Trapping and hunting are different

Bob Sheppard’s letter, Thursday, Dec. 14, 2023, claims that trappers are being unjustly persecuted by a federal judge’s injunction restricting wolf trapping and snaring to the original season, Jan. 1-Feb. 15, to protect the federally listed endangered grizzly bears. Bob Sheppard is a mainstay of the Montana Trappers Association. He lives in Ovando. One wonders if, and if so, how many grizzlies he has caught in his traps over the years.

Mr. Sheppard goes on to infer that restricting trapping is the first step in a stealth agenda to ban hunting. He points to California, Washington, Oregon, and Colorado as proof. But he gives no examples of a connection between getting rid of traps and getting rid of hunting. That’s because there aren’t any.

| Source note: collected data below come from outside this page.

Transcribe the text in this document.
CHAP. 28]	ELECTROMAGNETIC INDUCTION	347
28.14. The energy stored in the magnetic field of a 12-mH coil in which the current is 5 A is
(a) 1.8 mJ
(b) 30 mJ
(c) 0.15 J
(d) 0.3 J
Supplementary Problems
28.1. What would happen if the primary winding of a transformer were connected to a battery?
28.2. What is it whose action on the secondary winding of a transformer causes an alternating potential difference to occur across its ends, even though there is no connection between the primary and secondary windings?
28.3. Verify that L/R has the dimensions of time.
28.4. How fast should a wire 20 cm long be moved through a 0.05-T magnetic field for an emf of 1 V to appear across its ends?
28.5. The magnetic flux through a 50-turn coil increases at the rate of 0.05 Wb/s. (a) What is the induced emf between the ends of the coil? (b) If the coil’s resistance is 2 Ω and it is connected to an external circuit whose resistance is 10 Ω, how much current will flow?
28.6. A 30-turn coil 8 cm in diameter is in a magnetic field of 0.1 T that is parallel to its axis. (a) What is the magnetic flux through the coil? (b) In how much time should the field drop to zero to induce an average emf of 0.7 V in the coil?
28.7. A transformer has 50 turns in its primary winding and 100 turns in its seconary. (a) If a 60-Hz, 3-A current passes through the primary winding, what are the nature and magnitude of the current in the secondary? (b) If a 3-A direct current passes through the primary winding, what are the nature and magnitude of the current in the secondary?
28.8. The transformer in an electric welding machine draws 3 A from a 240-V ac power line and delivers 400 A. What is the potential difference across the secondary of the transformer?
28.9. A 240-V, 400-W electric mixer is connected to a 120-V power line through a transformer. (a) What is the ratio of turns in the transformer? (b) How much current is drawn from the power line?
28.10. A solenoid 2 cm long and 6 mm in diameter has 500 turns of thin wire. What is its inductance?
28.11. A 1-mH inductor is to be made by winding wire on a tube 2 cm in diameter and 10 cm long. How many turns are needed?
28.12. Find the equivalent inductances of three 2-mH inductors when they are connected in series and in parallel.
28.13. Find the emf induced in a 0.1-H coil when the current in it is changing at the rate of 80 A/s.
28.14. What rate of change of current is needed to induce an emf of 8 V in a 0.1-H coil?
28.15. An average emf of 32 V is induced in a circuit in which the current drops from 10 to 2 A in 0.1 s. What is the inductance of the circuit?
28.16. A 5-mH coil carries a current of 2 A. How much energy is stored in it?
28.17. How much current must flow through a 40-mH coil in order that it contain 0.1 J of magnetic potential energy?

California banned mountain lion hunting back in 1972, with no connection to trapping, which wasn’t banned until 2019, 47 years later.

Back in the 1990s, Washington banned baiting and hounding of bears and mountain lions. Again, there is no connection to trapping restrictions. Washington banned most trapping in 2000, after the ban of baiting and hounding. Washington banned spring bear hunting in Nov. 2021. No other hunting including bear hunting was banned, and there is no connection to Washington’s trapping restrictions.

Oregon allows trapping and hunting. An extremely unpopular petition to stop hunting and animal husbandry went nowhere.

Colorado banned some, not all, trapping back in 1996. A possible 2024 initiative to ban mountain lion and bobcat hunting has no connection to the trapping restrictions enacted almost 30 years earlier.

The opportunity to hunt the vast majority of species including ungulates, the most popular hunting targets by far, has never been threatened anywhere in North America, even though 10 states have restricted or banned trapping.

The big differences between hunting and trapping are that trapping is not fair chase, maims and kills any animal unlucky enough to be caught indiscriminately, threatens public safety, and injures and kills domestic animals and livestock. Hunters see and know their target, trappers are not even there. They cause pain and suffering and have no trap check time limit.

The top of the list in Pope & Young’s rules of Fair Chase, the ethical code of hunting, is never kill an animal “helpless in a trap, deep snow or water, or on ice”. Hunting and trapping couldn’t be more different.